Miltante comunista nel PCI, dopo il suo scioglimento non aderisce alla deriva filo capitalista e trasformista che porterà alla nascita del PD, rimanendo ancor oggi convintamente fedele ai suoi ideali marxisti.

Per non aver fatto subito domanda di riconoscimento come partigiano combattente a causa della partenza per il militare, Michele Marrini si trova ‘’declassato’’ [il termine è mio – ndr] alla qualifica di ‘Patriota’ con attività ufficialmente svolta dal 1° giugno al 20 luglio 1944. Da anni ha ingaggiato, per ora invano, una polemica querelle, precisa e circostanziata, per vedersi riconoscere  appieno la sua attività partigiana.

Il nostro tifo va in quella direzione.

 

Appendice

Nel luglio 2012, ad 87 anni, Michele Marrini si è paracadutato da un’altezza di 4.200 metri per ricordare i suoi compagni partigiani ed il comandante Carlo fabbrini.

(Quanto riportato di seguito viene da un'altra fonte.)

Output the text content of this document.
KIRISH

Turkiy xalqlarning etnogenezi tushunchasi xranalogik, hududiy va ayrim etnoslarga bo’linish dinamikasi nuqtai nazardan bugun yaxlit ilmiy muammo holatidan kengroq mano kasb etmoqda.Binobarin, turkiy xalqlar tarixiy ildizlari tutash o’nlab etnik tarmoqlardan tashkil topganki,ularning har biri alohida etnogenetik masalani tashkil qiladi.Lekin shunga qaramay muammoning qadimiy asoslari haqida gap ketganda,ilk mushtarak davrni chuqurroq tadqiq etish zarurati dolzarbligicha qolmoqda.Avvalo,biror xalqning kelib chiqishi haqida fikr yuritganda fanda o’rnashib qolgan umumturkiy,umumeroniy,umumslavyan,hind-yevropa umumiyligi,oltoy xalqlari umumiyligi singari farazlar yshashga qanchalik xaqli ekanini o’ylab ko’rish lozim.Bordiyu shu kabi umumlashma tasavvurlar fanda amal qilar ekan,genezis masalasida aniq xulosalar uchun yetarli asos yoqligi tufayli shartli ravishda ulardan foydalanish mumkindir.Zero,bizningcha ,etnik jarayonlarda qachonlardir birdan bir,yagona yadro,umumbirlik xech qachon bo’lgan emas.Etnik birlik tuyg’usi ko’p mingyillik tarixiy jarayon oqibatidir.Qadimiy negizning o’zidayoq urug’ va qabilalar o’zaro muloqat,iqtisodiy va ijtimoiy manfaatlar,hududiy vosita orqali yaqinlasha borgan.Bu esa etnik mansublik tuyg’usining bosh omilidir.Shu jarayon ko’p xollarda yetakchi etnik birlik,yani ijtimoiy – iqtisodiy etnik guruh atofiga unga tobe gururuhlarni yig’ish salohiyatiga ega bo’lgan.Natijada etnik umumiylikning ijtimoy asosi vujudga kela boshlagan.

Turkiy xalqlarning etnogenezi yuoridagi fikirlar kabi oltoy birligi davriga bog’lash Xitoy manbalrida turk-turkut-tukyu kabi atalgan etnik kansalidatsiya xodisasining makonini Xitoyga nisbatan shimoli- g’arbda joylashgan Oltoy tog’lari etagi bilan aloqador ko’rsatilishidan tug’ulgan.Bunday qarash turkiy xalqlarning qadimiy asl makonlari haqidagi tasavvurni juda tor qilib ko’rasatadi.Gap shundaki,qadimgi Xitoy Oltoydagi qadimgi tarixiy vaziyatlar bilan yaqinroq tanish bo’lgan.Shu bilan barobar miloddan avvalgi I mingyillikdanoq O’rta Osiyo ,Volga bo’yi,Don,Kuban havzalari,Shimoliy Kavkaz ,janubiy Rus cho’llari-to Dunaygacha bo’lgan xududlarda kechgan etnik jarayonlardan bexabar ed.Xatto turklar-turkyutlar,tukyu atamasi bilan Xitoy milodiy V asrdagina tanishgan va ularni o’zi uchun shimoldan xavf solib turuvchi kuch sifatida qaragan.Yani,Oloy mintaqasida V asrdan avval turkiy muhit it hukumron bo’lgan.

Una delle prime cose dette al suo atterraggio (ha tra l’altro battuto il record toscano per età e quota) è stata: ” Da lassù ho visto tutti i morti e gli ho detto di tornare in terra per fare pulizia”.

 

[Scheda di Aldo Montalti per www.radiomaremmarossa.it sulla base della testimonianza orale rilasciatagli da Michele Marrini nella sua abitazione di Arcille (Gr) il 25 febbraio 2012).